In its “rise of flexible working” article series, Virgin.com recently reported that, for the majority of office-based employees, remote working is still just an occasional perk. This is despite the fact that employees consistently cite flexible work hours and the ability to work remotely as huge factors that would improve satisfaction and work-life balance. But changes are afoot, according to Virgin.com:
“Around 10% of US employees now regularly work from home and according to a recent experiment conducted by Stanford University; flexible working can increase performance levels by 13%. Traditionally, office-based nine to fives were the working standard and despite some large companies recently attempting work from home reversals, more and more companies are adopting flexible working policies.”

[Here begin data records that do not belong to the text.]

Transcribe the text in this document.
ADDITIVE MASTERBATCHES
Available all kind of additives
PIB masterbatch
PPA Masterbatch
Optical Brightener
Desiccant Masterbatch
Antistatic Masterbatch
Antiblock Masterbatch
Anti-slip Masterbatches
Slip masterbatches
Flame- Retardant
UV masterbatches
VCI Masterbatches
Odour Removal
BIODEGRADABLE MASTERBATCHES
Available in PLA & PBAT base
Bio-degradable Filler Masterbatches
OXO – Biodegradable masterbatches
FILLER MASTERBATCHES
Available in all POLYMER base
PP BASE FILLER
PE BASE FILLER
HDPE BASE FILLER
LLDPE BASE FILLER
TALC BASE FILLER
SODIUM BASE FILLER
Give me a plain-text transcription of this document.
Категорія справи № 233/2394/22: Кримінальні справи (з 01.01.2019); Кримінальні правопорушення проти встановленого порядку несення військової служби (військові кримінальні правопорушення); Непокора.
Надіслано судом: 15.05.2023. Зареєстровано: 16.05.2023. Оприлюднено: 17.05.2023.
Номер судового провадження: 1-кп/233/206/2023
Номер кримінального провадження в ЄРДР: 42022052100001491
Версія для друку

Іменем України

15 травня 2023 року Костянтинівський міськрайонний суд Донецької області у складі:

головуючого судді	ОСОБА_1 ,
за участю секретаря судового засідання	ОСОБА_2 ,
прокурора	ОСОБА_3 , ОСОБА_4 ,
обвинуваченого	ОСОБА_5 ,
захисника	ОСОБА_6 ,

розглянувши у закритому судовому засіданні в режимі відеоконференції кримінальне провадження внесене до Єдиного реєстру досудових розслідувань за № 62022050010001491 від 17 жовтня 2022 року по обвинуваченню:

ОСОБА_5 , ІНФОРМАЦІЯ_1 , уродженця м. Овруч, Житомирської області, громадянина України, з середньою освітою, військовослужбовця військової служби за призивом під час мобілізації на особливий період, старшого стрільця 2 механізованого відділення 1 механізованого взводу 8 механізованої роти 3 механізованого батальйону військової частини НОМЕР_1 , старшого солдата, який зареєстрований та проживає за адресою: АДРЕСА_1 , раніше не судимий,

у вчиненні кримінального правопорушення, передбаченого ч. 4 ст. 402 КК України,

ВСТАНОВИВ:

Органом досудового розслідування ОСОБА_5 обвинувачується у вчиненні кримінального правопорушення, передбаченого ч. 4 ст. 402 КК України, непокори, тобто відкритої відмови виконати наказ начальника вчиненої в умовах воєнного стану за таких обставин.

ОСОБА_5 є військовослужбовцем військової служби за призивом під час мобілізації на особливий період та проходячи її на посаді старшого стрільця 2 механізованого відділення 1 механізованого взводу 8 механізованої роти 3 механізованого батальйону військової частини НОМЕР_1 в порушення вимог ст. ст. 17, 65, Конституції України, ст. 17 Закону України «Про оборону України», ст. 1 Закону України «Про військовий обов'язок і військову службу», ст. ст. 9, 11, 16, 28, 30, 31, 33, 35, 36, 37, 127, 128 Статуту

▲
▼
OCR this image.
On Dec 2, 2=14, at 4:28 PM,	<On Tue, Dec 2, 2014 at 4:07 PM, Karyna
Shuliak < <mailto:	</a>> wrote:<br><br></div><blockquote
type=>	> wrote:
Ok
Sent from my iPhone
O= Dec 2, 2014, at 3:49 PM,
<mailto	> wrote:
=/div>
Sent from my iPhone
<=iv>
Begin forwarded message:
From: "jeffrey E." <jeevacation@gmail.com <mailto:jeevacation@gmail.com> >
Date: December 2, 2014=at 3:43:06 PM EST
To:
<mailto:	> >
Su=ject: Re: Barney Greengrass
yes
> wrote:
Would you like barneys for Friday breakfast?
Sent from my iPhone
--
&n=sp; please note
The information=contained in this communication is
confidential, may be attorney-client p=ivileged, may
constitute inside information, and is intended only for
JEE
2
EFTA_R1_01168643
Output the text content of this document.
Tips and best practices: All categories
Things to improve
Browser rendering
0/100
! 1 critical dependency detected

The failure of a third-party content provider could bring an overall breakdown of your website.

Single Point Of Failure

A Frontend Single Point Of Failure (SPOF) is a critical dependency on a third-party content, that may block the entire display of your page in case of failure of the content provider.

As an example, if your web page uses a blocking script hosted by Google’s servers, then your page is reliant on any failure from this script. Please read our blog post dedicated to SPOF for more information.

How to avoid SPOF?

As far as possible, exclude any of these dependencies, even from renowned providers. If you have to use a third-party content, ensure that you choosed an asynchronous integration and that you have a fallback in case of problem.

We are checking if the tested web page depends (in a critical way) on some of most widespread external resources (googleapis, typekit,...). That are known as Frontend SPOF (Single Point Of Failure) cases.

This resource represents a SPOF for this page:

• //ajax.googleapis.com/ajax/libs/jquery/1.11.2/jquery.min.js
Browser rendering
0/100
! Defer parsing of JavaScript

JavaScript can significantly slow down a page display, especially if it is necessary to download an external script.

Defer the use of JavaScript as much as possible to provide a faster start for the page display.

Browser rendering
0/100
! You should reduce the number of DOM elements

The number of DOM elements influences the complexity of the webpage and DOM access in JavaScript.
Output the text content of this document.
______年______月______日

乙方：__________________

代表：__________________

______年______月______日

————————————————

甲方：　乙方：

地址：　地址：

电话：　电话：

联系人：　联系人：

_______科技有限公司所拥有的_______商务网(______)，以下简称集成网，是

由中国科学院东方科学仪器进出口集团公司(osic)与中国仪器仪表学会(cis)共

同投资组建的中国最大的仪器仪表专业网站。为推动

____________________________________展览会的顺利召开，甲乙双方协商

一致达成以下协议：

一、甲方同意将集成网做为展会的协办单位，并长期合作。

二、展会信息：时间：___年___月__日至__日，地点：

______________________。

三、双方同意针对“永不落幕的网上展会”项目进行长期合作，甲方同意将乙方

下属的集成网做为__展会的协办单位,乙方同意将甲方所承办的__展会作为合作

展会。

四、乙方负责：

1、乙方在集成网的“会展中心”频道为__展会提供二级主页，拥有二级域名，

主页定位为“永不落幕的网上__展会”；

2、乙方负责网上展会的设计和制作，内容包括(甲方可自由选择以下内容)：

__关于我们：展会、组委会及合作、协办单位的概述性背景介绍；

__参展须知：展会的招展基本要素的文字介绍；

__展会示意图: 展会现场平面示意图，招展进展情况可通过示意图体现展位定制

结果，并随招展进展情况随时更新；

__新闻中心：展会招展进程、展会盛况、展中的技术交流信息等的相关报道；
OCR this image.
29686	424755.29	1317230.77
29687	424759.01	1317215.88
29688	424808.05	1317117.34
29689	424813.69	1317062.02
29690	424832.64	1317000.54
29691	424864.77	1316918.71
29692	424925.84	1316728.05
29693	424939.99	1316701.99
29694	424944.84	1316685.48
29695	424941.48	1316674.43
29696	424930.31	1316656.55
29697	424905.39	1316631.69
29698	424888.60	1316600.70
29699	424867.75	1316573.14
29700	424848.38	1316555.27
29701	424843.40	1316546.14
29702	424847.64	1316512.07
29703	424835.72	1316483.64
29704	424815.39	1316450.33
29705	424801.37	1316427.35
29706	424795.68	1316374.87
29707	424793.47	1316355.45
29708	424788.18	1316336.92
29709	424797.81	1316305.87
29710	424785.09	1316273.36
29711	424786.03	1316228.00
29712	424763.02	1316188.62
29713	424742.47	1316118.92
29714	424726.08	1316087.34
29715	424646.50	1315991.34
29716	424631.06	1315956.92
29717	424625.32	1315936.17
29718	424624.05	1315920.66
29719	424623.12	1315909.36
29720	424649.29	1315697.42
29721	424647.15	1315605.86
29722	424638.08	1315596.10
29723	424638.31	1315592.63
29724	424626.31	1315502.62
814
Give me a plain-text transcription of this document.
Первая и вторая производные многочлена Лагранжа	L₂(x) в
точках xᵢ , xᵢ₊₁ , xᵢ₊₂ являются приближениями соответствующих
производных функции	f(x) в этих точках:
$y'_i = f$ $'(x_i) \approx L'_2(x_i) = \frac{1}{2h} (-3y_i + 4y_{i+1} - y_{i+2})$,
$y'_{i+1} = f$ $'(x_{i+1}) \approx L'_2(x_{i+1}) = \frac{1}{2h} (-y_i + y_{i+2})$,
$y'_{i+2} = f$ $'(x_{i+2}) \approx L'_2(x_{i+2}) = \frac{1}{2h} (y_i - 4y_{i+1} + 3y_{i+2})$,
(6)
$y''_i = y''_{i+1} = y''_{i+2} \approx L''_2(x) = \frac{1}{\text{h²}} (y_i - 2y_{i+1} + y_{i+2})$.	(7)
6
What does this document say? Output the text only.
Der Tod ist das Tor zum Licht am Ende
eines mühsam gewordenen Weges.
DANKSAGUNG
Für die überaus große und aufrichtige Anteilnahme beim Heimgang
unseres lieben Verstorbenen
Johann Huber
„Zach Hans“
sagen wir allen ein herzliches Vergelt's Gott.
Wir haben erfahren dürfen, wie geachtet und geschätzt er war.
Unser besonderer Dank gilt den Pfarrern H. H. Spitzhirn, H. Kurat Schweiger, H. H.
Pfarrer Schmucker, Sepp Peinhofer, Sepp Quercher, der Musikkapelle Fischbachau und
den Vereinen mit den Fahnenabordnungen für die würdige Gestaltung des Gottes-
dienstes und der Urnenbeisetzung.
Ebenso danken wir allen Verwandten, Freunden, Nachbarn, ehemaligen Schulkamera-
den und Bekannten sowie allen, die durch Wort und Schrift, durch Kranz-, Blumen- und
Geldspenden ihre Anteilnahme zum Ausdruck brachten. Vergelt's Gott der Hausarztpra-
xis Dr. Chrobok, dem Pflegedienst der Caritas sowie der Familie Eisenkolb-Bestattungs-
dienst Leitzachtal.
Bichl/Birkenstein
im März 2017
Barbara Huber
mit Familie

The prospect couldn’t be more welcome to today’s workforce. Workfront’s 2015 Work Life Imbalance Report revealed that work/life balance would be improved by flexible work schedules (according to 69% of respondents) and remote working (according to 55% of respondents).
Hoteling and Hot-Desking
One upside for companies that embrace flexible and remote policies is the need for less and less physical office space. But almost every employee needs to come into the office sometimes. Even in traditional office environments, up to 30% of your staff may be out of the office on any given day, with sick leave, vacations, work trips, offsite meetings, and more. To make better use of premium space, some firms have embraced hoteling and/or hot desking.
Hoteling and hot desking aren't exactly the same thing, although they’re often used interchangeably. Both terms mean that no one has a permanent, assigned desk, enabling companies to accommodate more workers in less physical office space. Workers show up and claim a space for a few hours or for the full day, sometimes making a reservation in advance—perhaps via a private company app.
Hybrid Office Spaces
Some companies are trying all of the office trends at once. A little bit of open office space, a dash of remote working, a pinch of hot desking for kicks.
Again, according to Fortune:
“The next-generation office combines private offices, cubicle banks and truly open floor plans (in which even cubicle dividers are dismantled) as well as communal areas and sound-proof rooms where employees can go to concentrate on solo work. … The end result is a hybrid office, which incorporates a range of spaces and gives employees the autonomy to move between them throughout the day.”
The Mobile Office
Of course, the biggest trend of all is the mobile office—the fact that we’re always connected to work, from anywhere and everywhere. Last year’s State of Work report revealed that 82% of office workers log into work outside of normal business hours during a typical work week.
Clearly, we are in the middle of a continuing revolution regarding where and when we all work. Technology has simultaneously freed us from the high-walled cubicles of the past and chained us to our work 24/7.
As technology breaks down barrier after communication barrier, it’s getting harder to justify requiring employees to be physically present in the office for 40 hours a week. Especially when greater flexibility leads to higher employee satisfaction, lower turnover, and the ability for every individual to take advantage of their peak hours of productivity. According to one study:
“US recruiter oDesk published the findings of a survey in which 74% of professionals had cut ties with the physical office. Of those, 92% said they were happier, 79% were more productive and 59% reported an increase in income. They may be ditching their office desks, but they are certainly not taking their foot off the gas; on the contrary, these digital nomads are on fire.”
Even for the standard worker who hasn’t really cut ties with the physical office but just desires a longer leash—if you’re in that email inbox by 6 a.m. and still fielding requests at 8 p.m., should it really matter if you disappear from the office from 12-3 p.m., which are almost everyone’s least productive hours anyway? Probably not. For the companies that are practicing the strategies above, when and where you work are mattering less and less, as long as the work is getting done.